- Sire: St. Florian
- Grandsire: St. Blaise
- Dam: Carline
- Damsire: King Ban
- Sex: Filly
- Foaled: 1900
- Country: United States
- Colour: Chestnut
- Breeder: C. F. McMeekin
- Owner: Myron H. Tichenor
- Trainer: 1) Henry C. Riddle 2) Bishop Poole
- Record: Not Found
- Earnings: Not Found

Major wins
- New Rochelle Handicap (1903) Triple Crown wins: Preakness Stakes (1903)

= Flocarline =

American-bred Thoroughbred racehorse

Flocarline (foaled 1900) was an American thoroughbred racehorse. She was sired by August Belmont's stakes winner St. Florian, out of the King Ban mare, Carline.
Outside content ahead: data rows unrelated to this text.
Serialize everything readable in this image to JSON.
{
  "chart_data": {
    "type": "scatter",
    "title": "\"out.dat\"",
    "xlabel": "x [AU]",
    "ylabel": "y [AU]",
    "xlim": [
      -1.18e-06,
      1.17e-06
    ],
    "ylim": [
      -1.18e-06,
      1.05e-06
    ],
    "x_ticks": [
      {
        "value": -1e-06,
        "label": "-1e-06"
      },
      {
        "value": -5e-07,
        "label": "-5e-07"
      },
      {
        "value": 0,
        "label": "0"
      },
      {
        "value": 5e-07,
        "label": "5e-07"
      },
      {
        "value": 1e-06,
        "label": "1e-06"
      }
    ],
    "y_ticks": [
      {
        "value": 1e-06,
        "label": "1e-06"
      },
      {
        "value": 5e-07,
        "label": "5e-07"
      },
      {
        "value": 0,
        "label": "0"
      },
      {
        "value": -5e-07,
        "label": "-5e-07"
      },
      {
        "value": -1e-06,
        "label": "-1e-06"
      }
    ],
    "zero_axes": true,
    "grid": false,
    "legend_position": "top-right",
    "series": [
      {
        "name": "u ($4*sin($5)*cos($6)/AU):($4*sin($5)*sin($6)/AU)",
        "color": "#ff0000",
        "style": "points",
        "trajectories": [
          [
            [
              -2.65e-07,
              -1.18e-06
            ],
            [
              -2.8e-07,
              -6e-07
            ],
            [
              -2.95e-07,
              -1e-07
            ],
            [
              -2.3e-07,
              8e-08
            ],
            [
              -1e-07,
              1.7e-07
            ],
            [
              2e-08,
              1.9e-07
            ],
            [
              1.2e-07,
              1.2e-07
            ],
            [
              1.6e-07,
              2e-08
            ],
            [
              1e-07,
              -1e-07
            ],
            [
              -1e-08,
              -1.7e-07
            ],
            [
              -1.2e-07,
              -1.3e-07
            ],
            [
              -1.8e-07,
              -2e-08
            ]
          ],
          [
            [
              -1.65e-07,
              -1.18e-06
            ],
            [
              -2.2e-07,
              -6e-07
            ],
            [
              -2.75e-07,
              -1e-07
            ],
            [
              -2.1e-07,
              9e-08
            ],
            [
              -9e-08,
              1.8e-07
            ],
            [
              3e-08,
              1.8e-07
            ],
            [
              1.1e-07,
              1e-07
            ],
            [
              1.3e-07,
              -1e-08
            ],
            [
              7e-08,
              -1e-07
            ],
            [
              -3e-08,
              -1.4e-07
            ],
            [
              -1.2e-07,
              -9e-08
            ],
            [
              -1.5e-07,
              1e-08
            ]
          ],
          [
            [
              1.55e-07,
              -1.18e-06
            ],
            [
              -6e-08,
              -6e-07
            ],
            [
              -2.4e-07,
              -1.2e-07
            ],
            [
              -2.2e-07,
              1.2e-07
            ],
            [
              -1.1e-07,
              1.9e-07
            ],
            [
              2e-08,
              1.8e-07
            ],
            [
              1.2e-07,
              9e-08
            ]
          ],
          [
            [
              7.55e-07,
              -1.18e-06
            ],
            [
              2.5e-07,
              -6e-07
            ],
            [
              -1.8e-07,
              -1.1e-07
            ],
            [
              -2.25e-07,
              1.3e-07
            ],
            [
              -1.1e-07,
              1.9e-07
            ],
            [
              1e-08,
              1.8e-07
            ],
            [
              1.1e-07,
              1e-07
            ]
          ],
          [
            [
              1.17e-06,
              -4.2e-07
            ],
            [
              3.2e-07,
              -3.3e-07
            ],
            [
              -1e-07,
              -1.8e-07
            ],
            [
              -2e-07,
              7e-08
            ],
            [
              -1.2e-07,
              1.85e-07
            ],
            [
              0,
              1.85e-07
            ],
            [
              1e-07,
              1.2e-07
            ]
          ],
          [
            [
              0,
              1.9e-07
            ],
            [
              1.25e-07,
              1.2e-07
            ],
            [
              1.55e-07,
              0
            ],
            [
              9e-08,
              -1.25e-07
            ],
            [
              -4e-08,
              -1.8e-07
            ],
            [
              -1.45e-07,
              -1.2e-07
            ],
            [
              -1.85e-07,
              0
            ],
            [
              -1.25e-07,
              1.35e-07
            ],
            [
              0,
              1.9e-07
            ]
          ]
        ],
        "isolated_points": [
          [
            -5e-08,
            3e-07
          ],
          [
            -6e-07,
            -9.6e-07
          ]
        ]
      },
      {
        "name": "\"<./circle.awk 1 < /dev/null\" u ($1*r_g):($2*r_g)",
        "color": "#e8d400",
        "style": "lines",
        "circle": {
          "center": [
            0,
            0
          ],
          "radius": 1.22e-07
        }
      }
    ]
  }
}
Flocarline is best known as the first filly to ever win the Preakness Stakes. She did it in a time of 1:444/5 with William Gannon aboard by a half length over Mackey Dwyer and Rightful.

At three, she placed second in the Broadway Stakes and the Englewood Stakes and third in the Sheridan Stakes.

Flocarline was exported to France in 1910. As a broodmare, she foaled stakes winner Master Robert, who placed second to Fair Play in the Jerome Handicap.

There was a 11/16 mile Flocarline Handicap named for her at Pimlico Race Course.